Cord blood donation at Brookwood Baptist Medical Center is free, does not affect the delivery and only requires consent from the parents. Blood is not taken directly from either the mother or baby, making the process completely safe for both.

the-white-family Shown is Catherine White with her husband, Daniel, and their children, Anna Lynn, 8, and Harlan, 5.

While cord blood donation is gaining some attention (July is National Cord Blood Awareness Month), Catherine says there is still more work to do.

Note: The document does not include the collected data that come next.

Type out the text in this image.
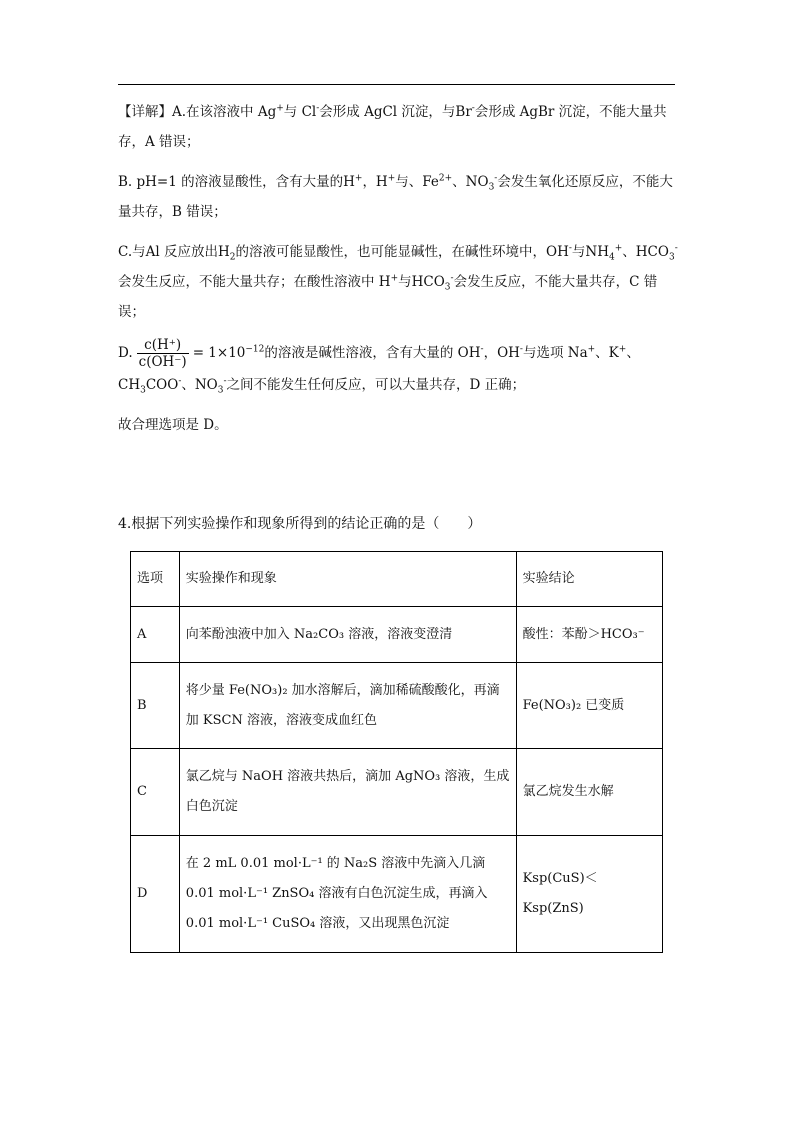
【详解】A.在该溶液中 Ag+与 Cl-会形成 AgCl 沉淀，与Br-会形成 AgBr 沉淀，不能大量共存，A 错误；

B. pH=1 的溶液显酸性，含有大量的H+，H+与、$Fe^{2+}$、$NO_3^-$会发生氧化还原反应，不能大量共存，B 错误；

C.与Al 反应放出$H_2$的溶液可能显酸性，也可能显碱性，在碱性环境中，OH-与$NH_4^+$、$HCO_3^-$会发生反应，不能大量共存；在酸性溶液中 H+与$HCO_3^-$会发生反应，不能大量共存，C 错误；

D. $\frac{c(H^+)}{c(OH^-)} = 1\times 10^{-12}$的溶液是碱性溶液，含有大量的 OH-，OH-与选项 Na+、K+、$CH_3COO^-$、$NO_3^-$之间不能发生任何反应，可以大量共存，D 正确；

故合理选项是 D。

4.根据下列实验操作和现象所得到的结论正确的是（　　）
选项	实验操作和现象	实验结论
A	向苯酚浊液中加入 Na₂CO₃ 溶液，溶液变澄清	酸性：苯酚＞HCO₃⁻
B	将少量 Fe(NO₃)₂ 加水溶解后，滴加稀硫酸酸化，再滴加 KSCN 溶液，溶液变成血红色	Fe(NO₃)₂ 已变质
C	氯乙烷与 NaOH 溶液共热后，滴加 AgNO₃ 溶液，生成白色沉淀	氯乙烷发生水解
D	在 2 mL 0.01 mol·L⁻¹ 的 Na₂S 溶液中先滴入几滴 0.01 mol·L⁻¹ ZnSO₄ 溶液有白色沉淀生成，再滴入 0.01 mol·L⁻¹ CuSO₄ 溶液，又出现黑色沉淀	Ksp(CuS)＜Ksp(ZnS)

“People are so used to living in a bubble and sometimes we don’t pay attention to what other people are dealing with,” she said. “It’s all about understanding that this donation is being used for good. So many people are told they need a transplant and are then also told, ‘We don’t have a match’.”

Today, White & her husband are the proud parents of two children - Anna Lynn, 8, and Harlan, 5. Working as an accountant in her family’s business, Catherine admits she does miss working as a nurse, but is excited that more information is getting out about cord blood donation.

“I think information in the exam rooms would be beneficial encouraging moms to ask the doctor about the benefits of donating,” she said. “It’s free to the mother, and it could save someone’s life. To me, it’s a no brainer.”